第10話

「魔王様、全ての国民の撤退を成功させたとの報告がありました」

「うん…じゃあミラも…」

「嫌です」


魔族の全員撤退を命じてからはや数ヶ月。ほぼ全員の撤退が成功した。後はここに残っているミラと……影たちのみだ。影はすぐに動けれるから良いとして、ミラはサポート兼執事兼メイド……そして軍人……役職が多すぎてこんがらがるが、そこまではやく動くことができない。だからはやく逃げてほしいのだけど、なかなか動いてくれない。

本人曰く、

『最後までお仕えするのが執事兼メイド兼サポーターですから』

とのこと。

そう言って離れようとしなかった。



「魔王様!!勇者が現れました!!ジャヒルド500メートル前です!!」

「来たね……」

数ヶ月が経ったような気がする。実際は数日が経っただけなのに。静かなジャヒルドが新鮮に思えたのか、それとも死ぬのが怖くて精神がおかしくなったのかもしれないな。


「ミラ、最後に言う。はやく逃げて」

「嫌です。最後まで一緒にいます」

「……そういうと思った。しょうがない、最後まで一緒にいるか…!」

「……!!はいっ!!」


そして後ろを向いて呟いた。

「最後までありがとうね、ミラ……」


「いえいえ…っ!?」

後ろから人が倒れた音がした。

「ま、魔王様……」


「……ありがとう、影」

「……いえ、大丈夫です。ご命令に従ったまで」

「そうだね、じゃあ命令する。ミラード・アイシャルを連れてこの城を出ろ」

「……御意」


◇薫Side


「勇者様!!ここ一帯に魔族の存在は見受けられませんでした!!」

「……うん、わかった」

「ではこれで!!」

あの戦いから数ヶ月、私たちは日に日に魔王城に進んでいった。


【もう、薫……君とは一緒にいられないから】


ずっとその言葉が頭のなかを駆け巡って離れない。

私たちはいつも一緒だった。物心つく頃からずっと一緒にいた。幼稚園も小学校も中学、高校まで。そして奇跡的に全て同じクラスだった。

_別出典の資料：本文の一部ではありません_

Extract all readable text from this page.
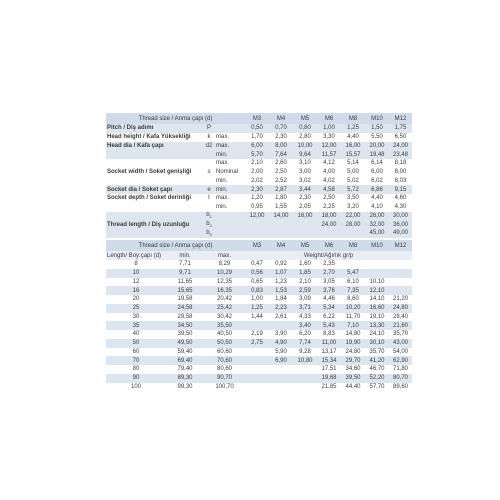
Thread size / Anma çapı (d)			M3	M4	M5	M6	M8	M10	M12
Pitch / Diş adımı	P		0,50	0,70	0,80	1,00	1,25	1,50	1,75
Head height / Kafa Yüksekliği	k	max.	1,70	2,30	2,80	3,30	4,40	5,50	6,50
Head dia / Kafa çapı	d2	max.	6,00	8,00	10,00	12,00	16,00	20,00	24,00
		min.	5,70	7,64	9,64	11,57	15,57	19,48	23,48
		max.	2,10	2,60	3,10	4,12	5,14	6,14	8,18
Socket width / Soket genişliği	s	Nominal	2,00	2,50	3,00	4,00	5,00	6,00	8,00
		min.	2,02	2,52	3,02	4,02	5,02	6,02	8,03
Socket dia / Soket çapı	e	min.	2,30	2,87	3,44	4,58	5,72	6,86	9,15
Socket depth / Soket derinliği	t	max.	1,20	1,80	2,30	2,50	3,50	4,40	4,60
		min.	0,95	1,55	2,05	2,25	3,20	4,10	4,30
	$b_1$		12,00	14,00	16,00	18,00	22,00	26,00	30,00
Thread length / Diş uzunluğu	$b_2$					24,00	28,00	32,00	36,00
	$b_3$							45,00	49,00
Thread size / Anma çapı (d)			M3	M4	M5	M6	M8	M10	M12
Length/ Boy:çapı (d)	min.	max.	Weight/Ağırlık gr/p						
8	7,71	8,29	0,47	0,92	1,60	2,35			
10	9,71	10,29	0,56	1,07	1,85	2,70	5,47		
12	11,65	12,35	0,65	1,23	2,10	3,05	6,10	10,10	
16	15,65	16,35	0,83	1,53	2,59	3,76	7,35	12,10	
20	19,58	20,42	1,00	1,84	3,09	4,46	8,60	14,10	21,20
25	24,58	25,42	1,25	2,23	3,71	5,34	10,20	16,60	24,80
30	29,58	30,42	1,44	2,61	4,33	6,22	11,70	19,10	28,40
35	34,50	35,50			3,40	5,43	7,10	13,30	21,60
40	39,50	40,50	2,19	3,90	6,20	8,83	14,80	24,10	35,70
50	49,50	50,50	2,75	4,90	7,74	11,00	19,90	30,10	43,00
60	59,40	60,60		5,90	9,28	13,17	24,80	35,70	54,00
70	69,40	70,60		6,90	10,80	15,34	29,70	41,20	62,90
80	79,40	80,60				17,51	34,60	46,70	71,80
90	89,30	90,70				19,68	39,50	52,20	80,70
100	99,30	100,70				21,85	44,40	57,70	89,60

暗はいつもは静かなのに、いざというときに私を助けてくれる。だから私も彼を助けていこうと思ってずっと一緒にいた。いつしか、その気持ちは恋心となった。


ずっとこの関係が続くと思ってた。


「……安全が確認されたので動きます」

私はここに来る途中でみんなに言った。『魔王は私一人で行きます』。


今思い返すと、あのときの暗は、目をそらしてた。何かあるときに彼がよくする仕草なのを思い出した。暗は何か知っているのかもしれない。